Nvidia made products dedicated to crypto. Will there be a market for AI-dedicated PC add-in cards?
Tensor cores came from the desire to accelerate AI workloads. Their gaming GPUs have quite a bit of AI horsepower, but it's their 100-series products that are really suited towards working with such huge models - not only due to compute horsepower and bandwidth, but also multiple NVLink ports for scaling to multi-GPU.

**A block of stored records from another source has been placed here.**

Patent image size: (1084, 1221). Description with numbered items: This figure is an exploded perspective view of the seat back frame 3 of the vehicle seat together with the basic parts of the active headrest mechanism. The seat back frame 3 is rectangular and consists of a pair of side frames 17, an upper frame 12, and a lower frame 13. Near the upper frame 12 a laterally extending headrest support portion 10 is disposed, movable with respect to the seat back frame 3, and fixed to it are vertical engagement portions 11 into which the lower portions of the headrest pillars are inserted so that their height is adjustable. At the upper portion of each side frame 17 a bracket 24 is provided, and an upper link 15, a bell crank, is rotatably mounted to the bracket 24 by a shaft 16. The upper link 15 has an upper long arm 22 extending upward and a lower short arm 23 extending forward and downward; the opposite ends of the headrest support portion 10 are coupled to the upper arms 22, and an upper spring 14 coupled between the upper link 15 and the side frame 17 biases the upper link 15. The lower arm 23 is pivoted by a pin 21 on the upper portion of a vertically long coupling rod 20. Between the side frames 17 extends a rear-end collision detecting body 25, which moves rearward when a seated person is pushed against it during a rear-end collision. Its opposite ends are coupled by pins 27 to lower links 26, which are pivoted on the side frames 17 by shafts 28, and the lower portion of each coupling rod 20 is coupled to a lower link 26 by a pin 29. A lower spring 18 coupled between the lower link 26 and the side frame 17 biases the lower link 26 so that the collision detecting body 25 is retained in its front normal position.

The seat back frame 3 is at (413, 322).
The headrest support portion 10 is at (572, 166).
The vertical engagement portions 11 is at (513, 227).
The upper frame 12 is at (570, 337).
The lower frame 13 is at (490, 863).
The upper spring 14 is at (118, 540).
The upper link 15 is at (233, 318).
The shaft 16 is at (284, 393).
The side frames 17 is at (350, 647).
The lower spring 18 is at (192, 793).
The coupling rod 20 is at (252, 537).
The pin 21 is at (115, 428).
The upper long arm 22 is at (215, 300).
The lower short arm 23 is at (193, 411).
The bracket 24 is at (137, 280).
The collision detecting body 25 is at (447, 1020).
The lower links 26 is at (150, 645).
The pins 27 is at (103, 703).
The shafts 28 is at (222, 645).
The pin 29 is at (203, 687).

The only change they could really make is to cut down on the HPC-oriented compute (i.e. the fp64 stuff), to make room for even more tensor cores. As it stands, I'm not sure how much die space that stuff occupies, but I once compared the transistor counts of Vega20 with its predecessor and found less than 6% additional transistors needed to add half-rate fp64 support. That number seems small to me, but it suggests that we'll probably continue to see both HPC and AI both continue to be served by a single product line.
For reference, here's a table I recently made to compare the AI compute power of high-end consumer vs. datacenter GPU products.
Make | Model | Tensor TFLOPS (f16) | Memory Bandwidth (TB/s) |
---|
Intel | Xeon 8480+ | 115 | 0.31 |
Intel | Xeon Max 9480 | 109 | 1.14 |
Nvidia | H100 | 1979* | 3.35 |
Nvidia | RTX 4090 | 661* | 1.01 |
Nvidia | RTX 3090 | 142 | 0.94 |
Intel | Data Center GPU Max 1550 | 839 | 3.20 |
Intel | A770 | 138 | 0.56 |
AMD | Instinct MI250X | 383 | 3.28 |
AMD | RX 7900 XTX | 123 | 0.96 |
AMD | RX 6950 XT | 47 | 0.58 |
* Nvidia has taken to rating their tensor performance to assume sparsity, which is up to 2x their performance on dense matrices. To estimate their performance on dense matrices, simply divide these figures by 2. That said, sparsity is quite common, which is why they bothered to accelerate it. So, it's not entirely unfair for them to quote the sparse number.